Comment by Blackthorn

8 years ago

> HTML isn't a CFG. The HTML spec is setup as a state machine ( = regular language) + a number of side data structures like the stack of open elements and list of active formatting elements.

That's...that's what a context-free grammar is.

(FWIW, wild-type html might not be context-free but require a higher powered parser.)

Operations on the stack of open elements don't have to follow the same LIFO discipline that a set of recursive productions (i.e. a CFG) would generate. For example, parts of the HTML5 parsing algorithm (eg. the Adoption Agency Algorithm) involve conditionally popping elements off the stack of open elements while they appear in the list of open formatting elements (which is itself a FIFO queue), and then pushing the popped elements back onto the list of open formatting elements. Other parts (eg. tables) involve re-parenting elements into parents that are currently on the stack of open elements.

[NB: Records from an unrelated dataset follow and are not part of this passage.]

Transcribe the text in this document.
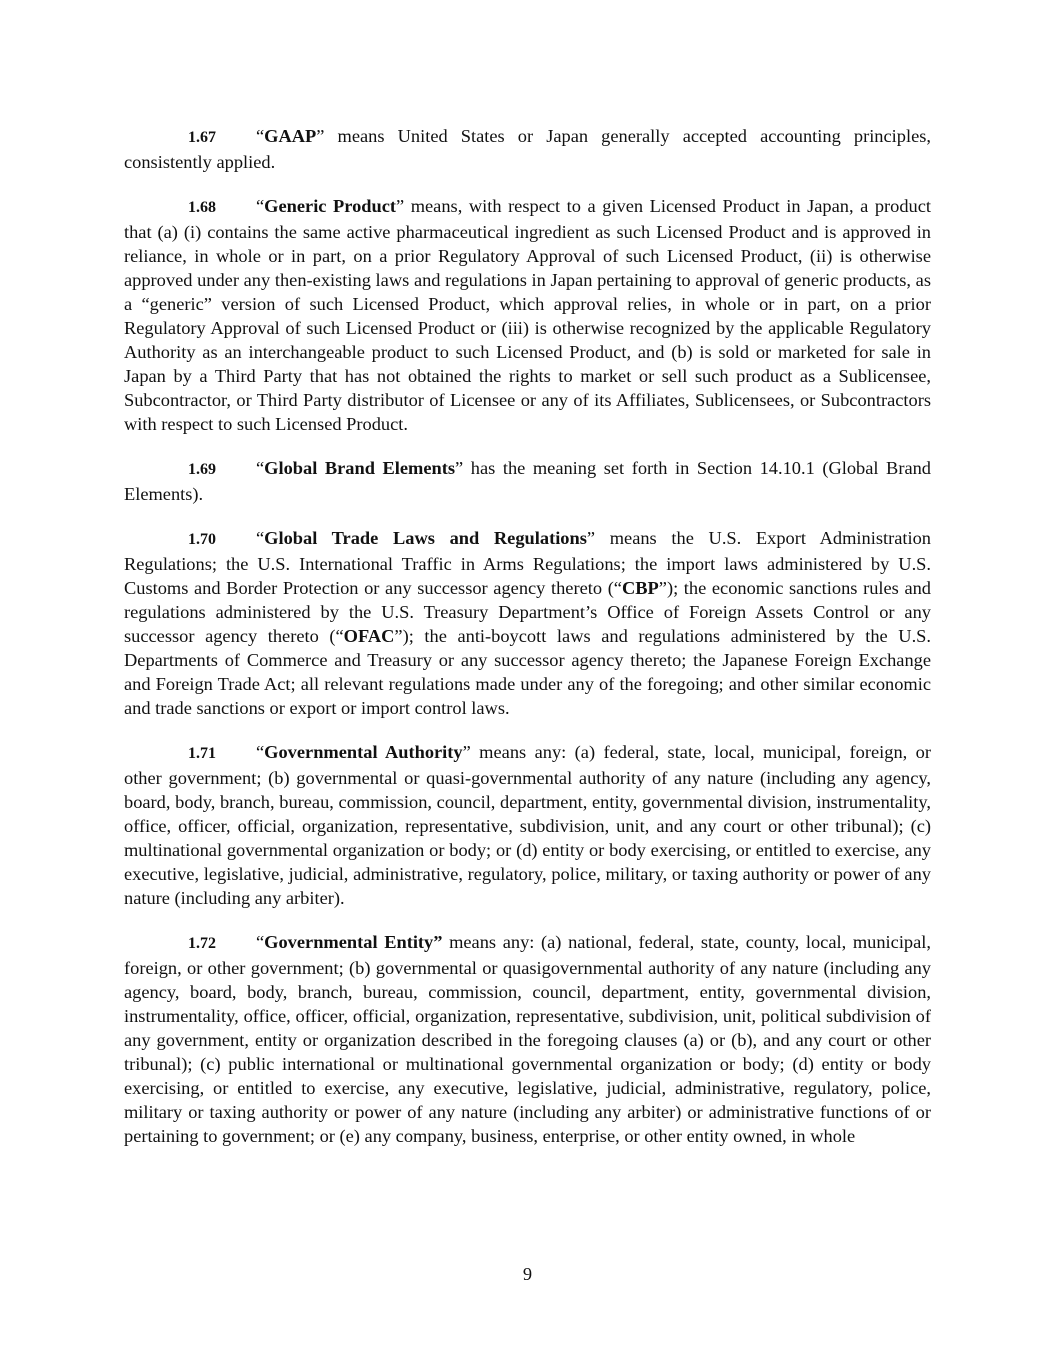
1.67 “GAAP” means United States or Japan generally accepted accounting principles, consistently applied.

1.68 “Generic Product” means, with respect to a given Licensed Product in Japan, a product that (a) (i) contains the same active pharmaceutical ingredient as such Licensed Product and is approved in reliance, in whole or in part, on a prior Regulatory Approval of such Licensed Product, (ii) is otherwise approved under any then-existing laws and regulations in Japan pertaining to approval of generic products, as a “generic” version of such Licensed Product, which approval relies, in whole or in part, on a prior Regulatory Approval of such Licensed Product or (iii) is otherwise recognized by the applicable Regulatory Authority as an interchangeable product to such Licensed Product, and (b) is sold or marketed for sale in Japan by a Third Party that has not obtained the rights to market or sell such product as a Sublicensee, Subcontractor, or Third Party distributor of Licensee or any of its Affiliates, Sublicensees, or Subcontractors with respect to such Licensed Product.

1.69 “Global Brand Elements” has the meaning set forth in Section 14.10.1 (Global Brand Elements).

1.70 “Global Trade Laws and Regulations” means the U.S. Export Administration Regulations; the U.S. International Traffic in Arms Regulations; the import laws administered by U.S. Customs and Border Protection or any successor agency thereto (“CBP”); the economic sanctions rules and regulations administered by the U.S. Treasury Department’s Office of Foreign Assets Control or any successor agency thereto (“OFAC”); the anti-boycott laws and regulations administered by the U.S. Departments of Commerce and Treasury or any successor agency thereto; the Japanese Foreign Exchange and Foreign Trade Act; all relevant regulations made under any of the foregoing; and other similar economic and trade sanctions or export or import control laws.

1.71 “Governmental Authority” means any: (a) federal, state, local, municipal, foreign, or other government; (b) governmental or quasi-governmental authority of any nature (including any agency, board, body, branch, bureau, commission, council, department, entity, governmental division, instrumentality, office, officer, official, organization, representative, subdivision, unit, and any court or other tribunal); (c) multinational governmental organization or body; or (d) entity or body exercising, or entitled to exercise, any executive, legislative, judicial, administrative, regulatory, police, military, or taxing authority or power of any nature (including any arbiter).

1.72 “Governmental Entity” means any: (a) national, federal, state, county, local, municipal, foreign, or other government; (b) governmental or quasigovernmental authority of any nature (including any agency, board, body, branch, bureau, commission, council, department, entity, governmental division, instrumentality, office, officer, official, organization, representative, subdivision, unit, political subdivision of any government, entity or organization described in the foregoing clauses (a) or (b), and any court or other tribunal); (c) public international or multinational governmental organization or body; (d) entity or body exercising, or entitled to exercise, any executive, legislative, judicial, administrative, regulatory, police, military or taxing authority or power of any nature (including any arbiter) or administrative functions of or pertaining to government; or (e) any company, business, enterprise, or other entity owned, in whole

9
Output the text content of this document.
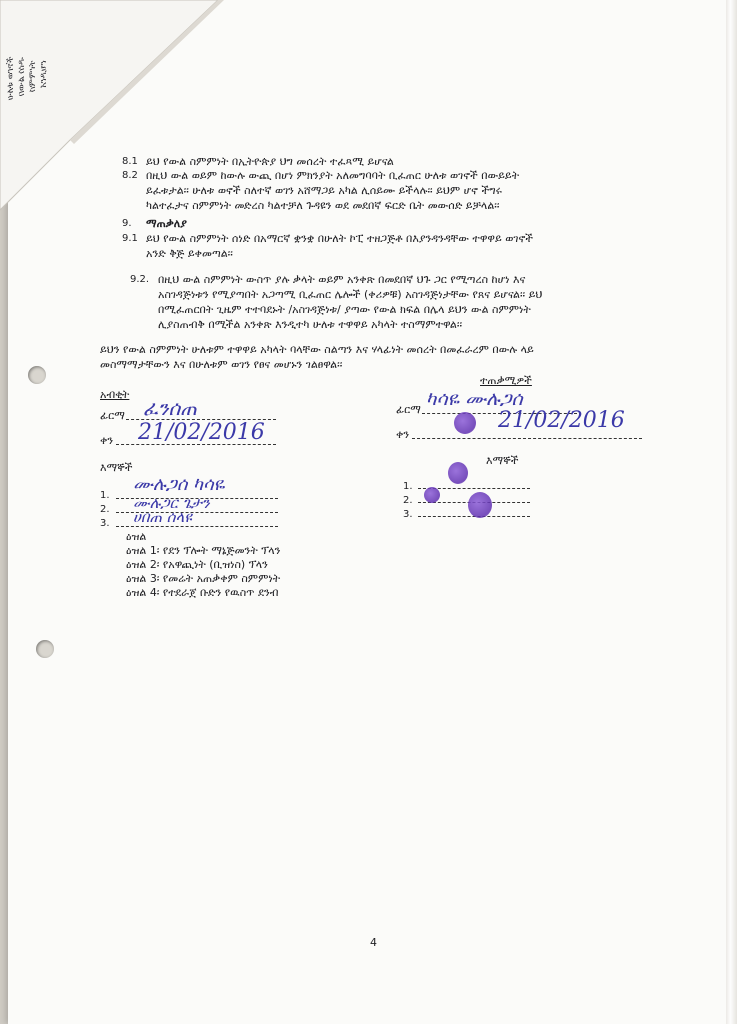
8.1 ይህ የውል ስምምነት በኢትዮጵያ ህግ መሰረት ተፈጻሚ ይሆናል
8.2 በዚህ ውል ወይም ከውሉ ውጪ በሆነ ምክንያት አለመግባባት ቢፈጠር ሁለቱ ወገኖች በውይይት
ይፈቱታል፡፡ ሁለቱ ወኖች ስለተኛ ወገን አሸማጋይ አካል ሊሰይሙ ይችላሉ፡፡ ይህም ሆኖ ችግሩ
ካልተፈታና ስምምነት መድረስ ካልተቻለ ጉዳዩን ወደ መደበኛ ፍርድ ቤት መውሰድ ይቻላል፡፡
9. ማጠቃለያ
9.1 ይህ የውል ስምምነት ሰነድ በአማርኛ ቋንቋ በሁለት ኮፒ ተዘጋጅቶ በእያንዳንዳቸው ተዋዋይ ወገኖች
አንድ ቅጅ ይቀመጣል፡፡
9.2. በዚህ ውል ስምምነት ውስጥ ያሉ ቃላት ወይም አንቀጽ በመደበኛ ህጉ ጋር የሚጣረስ ከሆነ እና
አስገዳጅነቱን የሚያጣበት አጋጣሚ ቢፈጠር ሌሎች (ቀሪዎቹ) አስገዳጅነታቸው የጸና ይሆናል፡፡ ይህ
በሚፈጠርበት ጊዜም ተተባደኑት /አስገዳጅነቱ/ ያጣው የውል ክፍል በሌላ ይህን ውል ስምምነት
ሊያስጠብቅ በሚችል አንቀጽ እንዲተካ ሁለቱ ተዋዋይ አካላት ተስማምተዋል፡፡
ይህን የውል ስምምነት ሁለቱም ተዋዋይ አካላት ባላቸው ስልጣን እና ሃላፊነት መሰረት በመፈራረም በውሉ ላይ
መስማማታቸውን እና በሁለቱም ወገን የፀና መሆኑን ገልፀዋል፡፡
አብቂት
ፊርማ ፈንሰጠ
ቀን 21/02/2016
ተጠቃሚዎች
ፊርማ ካሳዬ ሙሉጋሰ
ቀን
21/02/2016
እማኞች
1.
ሙሉጋሰ ካሳዬ
2. ሙሉጋር ጌታን
3. ሀበጠ ሰላዩ
እማኞች
1.
2.
3.
ዕዝል
ዕዝል 1፡ የደን ፕሎት ማኔጅመንት ፕላን
ዕዝል 2፡ የአዋጪነት (ቢዝነስ) ፕላን
ዕዝል 3፡ የመሬት አጠቃቀም ስምምነት
ዕዝል 4፡ የተደራጀ ቡድን የዉስጥ ደንብ
4
ሁለቱ ወገኖች
በውል ሰነዱ
ስምምነት
እንዲሆን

(I've written a fairly well-used conforming HTML5 parser, so I do have some domain knowledge in this area...)

  • Fair enough...I'll cop to not knowing much about HTML5, my knowledge stopped with HTML4. I went and referenced the parsing rules and they are quite the mess. There's no official grammar for HTML5 that I can find and even if there was, I don't think there's a solid parser generator out there that handles anything more powerful than context-free grammars.